Dopo un buon avvio di stagione Franco Morbidelli ha subito una battuta d’arresto al Mugello, seguito da una fase leggermente calante. Ma a Indianapolis il pilota del team Italtrans Racing si piazza al terzo posto e ottiene il suo primo podio nel Motomondiale dopo averlo sfiorato più volte, soprattutto al Sachsenring, dove un contatto all’ultima curva con Rabat l’aveva messo ko. Davanti a lui solo Alex Rins e Johann Zarco, il lader della classifica di Moto2.

Il talento romano della VR46 Riders Academy, classe 1994, sta facendo passi da gigante in questo Mondiale, grazie anche alla guida tecnica di Aligi Deganello. La vittoria è mancata per soli 8 decimi di secondo, ma di questo passo arriverà molto presto!

A Indy ‘Morbido‘ aveva lasciato presagire un grande week-end a cominciare dalla terza sessione di prove libere, dove ha conquistato il secondo crono. Poi nelle qualifiche si è dovuto accontentare della nona piazza e ad inizio gara ha persino perso posizioni, a causa dell’asfalto ancora viscido per la pioggia caduta prima della partenza. Poi una serie impressionante di sorpassi lo ha portato sul podio: negli ultimi due giri ha infilato prima Tito Rabat, campione iridato in carica, e all’ultimo giro anche Dominique Aegerter.

“La mia tattica di gara era stare con i primi per poi attaccare alla fine, negli ultimi giri, e così è stato – ha spiegato Franco Morbidelli al termine della gara -. Sono riuscito ad attenermi al piano gara ed è andato tutto bene. Tito, Zarco e Rins erano molto veloci e sapevo di non avere tante occasioni per poterli beffare e salire sul podio, quindi ho cercato di scegliere i momenti migliori per passarli. Sono molto felice per questo podio, ce l’ho fatta! Dedico questo risultato al mio team, che fa sempre un lavoro fantastico – ha aggiunto -, e alle persone che mi stanno vicine sia alle gare che a casa.

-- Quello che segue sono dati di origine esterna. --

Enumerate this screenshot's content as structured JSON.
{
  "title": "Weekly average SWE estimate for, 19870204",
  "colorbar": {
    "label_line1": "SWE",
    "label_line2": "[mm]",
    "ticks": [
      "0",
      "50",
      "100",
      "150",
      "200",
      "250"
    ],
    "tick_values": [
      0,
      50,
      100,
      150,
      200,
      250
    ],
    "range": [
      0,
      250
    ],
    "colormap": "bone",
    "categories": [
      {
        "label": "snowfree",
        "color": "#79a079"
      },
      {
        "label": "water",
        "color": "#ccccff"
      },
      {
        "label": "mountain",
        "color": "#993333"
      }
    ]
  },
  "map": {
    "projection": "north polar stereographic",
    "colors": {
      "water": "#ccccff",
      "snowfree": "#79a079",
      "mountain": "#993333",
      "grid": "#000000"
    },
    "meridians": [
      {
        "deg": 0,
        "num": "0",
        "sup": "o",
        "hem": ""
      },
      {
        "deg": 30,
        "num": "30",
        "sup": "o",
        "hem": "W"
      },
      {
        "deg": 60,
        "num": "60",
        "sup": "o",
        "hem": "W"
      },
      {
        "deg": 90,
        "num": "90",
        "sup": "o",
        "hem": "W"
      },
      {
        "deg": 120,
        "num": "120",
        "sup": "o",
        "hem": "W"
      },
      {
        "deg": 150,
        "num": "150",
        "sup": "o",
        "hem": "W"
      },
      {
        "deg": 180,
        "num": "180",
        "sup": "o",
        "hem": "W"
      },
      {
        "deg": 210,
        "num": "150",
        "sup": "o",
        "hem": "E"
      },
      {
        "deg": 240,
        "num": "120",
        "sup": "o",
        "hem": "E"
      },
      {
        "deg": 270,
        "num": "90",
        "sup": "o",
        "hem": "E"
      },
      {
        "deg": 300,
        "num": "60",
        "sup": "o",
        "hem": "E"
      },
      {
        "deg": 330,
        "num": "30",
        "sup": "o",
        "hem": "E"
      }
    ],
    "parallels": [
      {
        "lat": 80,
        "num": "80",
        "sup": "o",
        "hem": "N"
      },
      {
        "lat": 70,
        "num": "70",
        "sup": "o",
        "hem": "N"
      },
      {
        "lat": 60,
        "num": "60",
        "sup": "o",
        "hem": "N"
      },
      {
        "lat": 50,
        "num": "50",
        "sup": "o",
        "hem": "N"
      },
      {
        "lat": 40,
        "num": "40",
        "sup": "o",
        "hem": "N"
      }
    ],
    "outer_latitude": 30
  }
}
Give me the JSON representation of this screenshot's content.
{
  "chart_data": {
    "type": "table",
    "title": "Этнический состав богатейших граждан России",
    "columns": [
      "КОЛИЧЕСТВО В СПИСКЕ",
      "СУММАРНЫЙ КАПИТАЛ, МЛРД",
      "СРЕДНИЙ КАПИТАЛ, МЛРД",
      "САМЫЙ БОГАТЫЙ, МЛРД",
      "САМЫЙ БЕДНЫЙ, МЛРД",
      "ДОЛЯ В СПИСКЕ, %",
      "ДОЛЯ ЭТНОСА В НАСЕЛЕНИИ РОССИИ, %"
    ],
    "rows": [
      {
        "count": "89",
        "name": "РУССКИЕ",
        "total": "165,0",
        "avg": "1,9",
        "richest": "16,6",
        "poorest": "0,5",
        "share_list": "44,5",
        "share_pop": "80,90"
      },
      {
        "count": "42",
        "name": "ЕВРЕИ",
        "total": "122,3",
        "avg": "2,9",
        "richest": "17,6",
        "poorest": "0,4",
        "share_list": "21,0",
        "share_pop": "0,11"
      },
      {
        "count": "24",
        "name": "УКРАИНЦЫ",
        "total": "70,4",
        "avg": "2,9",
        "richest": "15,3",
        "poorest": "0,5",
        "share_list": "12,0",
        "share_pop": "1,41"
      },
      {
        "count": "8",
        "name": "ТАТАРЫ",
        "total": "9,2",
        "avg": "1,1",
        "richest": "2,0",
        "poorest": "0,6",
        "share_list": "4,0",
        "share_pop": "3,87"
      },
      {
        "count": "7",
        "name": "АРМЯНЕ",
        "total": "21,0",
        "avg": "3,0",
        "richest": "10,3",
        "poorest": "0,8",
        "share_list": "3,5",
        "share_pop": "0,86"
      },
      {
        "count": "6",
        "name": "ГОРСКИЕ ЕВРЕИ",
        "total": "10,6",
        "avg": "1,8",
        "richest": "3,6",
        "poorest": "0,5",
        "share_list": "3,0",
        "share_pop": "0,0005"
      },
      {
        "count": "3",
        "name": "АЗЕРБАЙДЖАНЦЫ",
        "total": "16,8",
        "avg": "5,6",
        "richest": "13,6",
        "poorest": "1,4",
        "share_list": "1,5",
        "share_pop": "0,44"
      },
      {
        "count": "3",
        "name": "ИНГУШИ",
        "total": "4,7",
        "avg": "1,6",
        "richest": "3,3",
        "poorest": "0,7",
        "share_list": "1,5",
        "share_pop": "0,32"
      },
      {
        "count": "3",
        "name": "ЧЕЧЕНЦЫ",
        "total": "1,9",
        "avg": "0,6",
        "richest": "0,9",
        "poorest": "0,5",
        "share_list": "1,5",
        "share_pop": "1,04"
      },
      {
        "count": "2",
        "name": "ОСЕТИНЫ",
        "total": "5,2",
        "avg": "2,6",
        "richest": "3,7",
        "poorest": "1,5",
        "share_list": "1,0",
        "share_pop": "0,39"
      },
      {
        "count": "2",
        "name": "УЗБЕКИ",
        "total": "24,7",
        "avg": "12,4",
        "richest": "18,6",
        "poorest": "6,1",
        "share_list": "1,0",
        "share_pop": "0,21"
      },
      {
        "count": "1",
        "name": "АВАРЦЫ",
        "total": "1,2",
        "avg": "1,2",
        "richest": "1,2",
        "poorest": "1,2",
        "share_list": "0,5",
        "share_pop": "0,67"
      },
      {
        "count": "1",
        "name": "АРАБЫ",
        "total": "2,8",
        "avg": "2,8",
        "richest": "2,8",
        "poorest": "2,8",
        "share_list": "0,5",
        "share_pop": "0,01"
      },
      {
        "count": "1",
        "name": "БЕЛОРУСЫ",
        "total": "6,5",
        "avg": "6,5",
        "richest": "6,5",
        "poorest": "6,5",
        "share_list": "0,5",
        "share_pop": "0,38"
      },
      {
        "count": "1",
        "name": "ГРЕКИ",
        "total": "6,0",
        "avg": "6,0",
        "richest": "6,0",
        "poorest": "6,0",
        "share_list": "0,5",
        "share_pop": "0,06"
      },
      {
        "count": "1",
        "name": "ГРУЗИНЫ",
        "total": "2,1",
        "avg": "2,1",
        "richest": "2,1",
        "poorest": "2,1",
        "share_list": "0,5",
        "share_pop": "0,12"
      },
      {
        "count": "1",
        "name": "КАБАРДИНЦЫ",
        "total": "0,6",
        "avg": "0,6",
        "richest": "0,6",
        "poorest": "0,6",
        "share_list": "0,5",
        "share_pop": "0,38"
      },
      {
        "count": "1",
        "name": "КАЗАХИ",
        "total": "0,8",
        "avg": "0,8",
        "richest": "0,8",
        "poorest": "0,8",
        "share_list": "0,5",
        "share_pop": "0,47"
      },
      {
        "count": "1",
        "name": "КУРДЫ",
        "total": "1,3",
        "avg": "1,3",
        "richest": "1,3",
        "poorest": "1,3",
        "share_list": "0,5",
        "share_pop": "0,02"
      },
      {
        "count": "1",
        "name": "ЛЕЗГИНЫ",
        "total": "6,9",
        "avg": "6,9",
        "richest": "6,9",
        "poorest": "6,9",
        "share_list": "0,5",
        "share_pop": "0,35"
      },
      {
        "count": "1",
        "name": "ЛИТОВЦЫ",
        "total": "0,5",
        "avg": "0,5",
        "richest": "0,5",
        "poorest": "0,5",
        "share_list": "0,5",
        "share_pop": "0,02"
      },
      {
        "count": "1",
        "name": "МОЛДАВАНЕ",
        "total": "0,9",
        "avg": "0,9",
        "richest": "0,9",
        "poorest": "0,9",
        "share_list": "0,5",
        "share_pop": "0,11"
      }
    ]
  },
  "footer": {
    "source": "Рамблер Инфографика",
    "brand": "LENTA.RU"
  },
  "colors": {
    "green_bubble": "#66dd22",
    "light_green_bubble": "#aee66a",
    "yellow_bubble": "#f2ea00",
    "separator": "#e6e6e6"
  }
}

Senza di loro non potrei fare quello che faccio”.

“E’ stato molto divertente. Alla partenza le condizioni non erano fantastiche. La chiave è stato quello di mantenere la calma e cercare di attaccare alla fine – ha concluso Morbidelli -. Tito Aegerter e Zarco erano abbastanza forti così ho dato il 100% e, infine, ho ottenuto il podio”.